As we passed through the great public pleasure garden on
our way to the city we found it crowded with natives. That was one
sight. Then there was another. In the midst of the spacious lawns
stands the palace which contains the museum--a beautiful construction of
stone which shows arched colonnades, one above another, and receding,
terrace-fashion, toward the sky. Every one of these terraces, all the
way to the top one, was packed and jammed with natives. One must try to
imagine those solid masses of splendid color, one above another, up and
up, against the blue sky, and the Indian sun turning them all to beds of
fire and flame.
Later, when we reached the city, and glanced down the chief avenue,
smouldering in its crushed-strawberry tint, those splendid effects were
repeated; for every balcony, and every fanciful bird-cage of a snuggery
countersunk in the house-fronts, and all the long lines of roofs were
crowded with people, and each crowd was an explosion of brilliant color.

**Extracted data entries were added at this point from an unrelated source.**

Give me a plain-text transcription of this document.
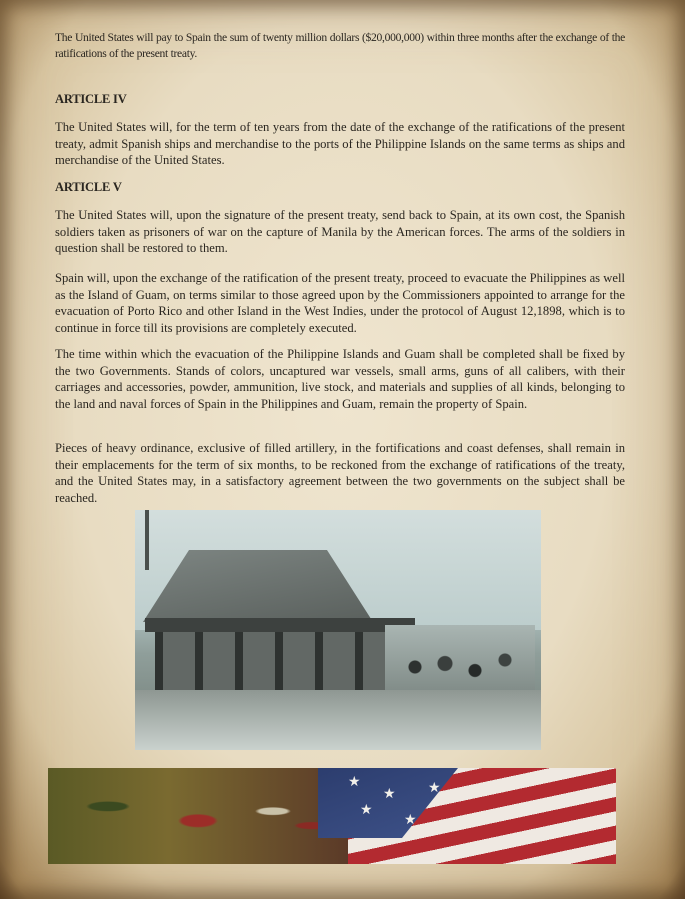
The United States will pay to Spain the sum of twenty million dollars ($20,000,000) within three months after the exchange of the ratifications of the present treaty.
ARTICLE IV
The United States will, for the term of ten years from the date of the exchange of the ratifications of the present treaty, admit Spanish ships and merchandise to the ports of the Philippine Islands on the same terms as ships and merchandise of the United States.
ARTICLE V
The United States will, upon the signature of the present treaty, send back to Spain, at its own cost, the Spanish soldiers taken as prisoners of war on the capture of Manila by the American forces. The arms of the soldiers in question shall be restored to them.
Spain will, upon the exchange of the ratification of the present treaty, proceed to evacuate the Philippines as well as the Island of Guam, on terms similar to those agreed upon by the Commissioners appointed to arrange for the evacuation of Porto Rico and other Island in the West Indies, under the protocol of August 12,1898, which is to continue in force till its provisions are completely executed.
The time within which the evacuation of the Philippine Islands and Guam shall be completed shall be fixed by the two Governments. Stands of colors, uncaptured war vessels, small arms, guns of all calibers, with their carriages and accessories, powder, ammunition, live stock, and materials and supplies of all kinds, belonging to the land and naval forces of Spain in the Philippines and Guam, remain the property of Spain.
Pieces of heavy ordinance, exclusive of filled artillery, in the fortifications and coast defenses, shall remain in their emplacements for the term of six months, to be reckoned from the exchange of ratifications of the treaty, and the United States may, in a satisfactory agreement between the two governments on the subject shall be reached.
★
★
★
★
★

Then the wide street itself, away down and down and down into the
distance, was alive with gorgeously-clothed people not still, but moving,
swaying, drifting, eddying, a delirious display of all colors and all
shades of color, delicate, lovely, pale, soft, strong, stunning, vivid,
brilliant, a sort of storm of sweetpea blossoms passing on the wings of a
hurricane; and presently, through this storm of color, came swaying and
swinging the majestic elephants, clothed in their Sunday best of
gaudinesses, and the long procession of fanciful trucks freighted with
their groups of curious and costly images, and then the long rearguard of
stately camels, with their picturesque riders.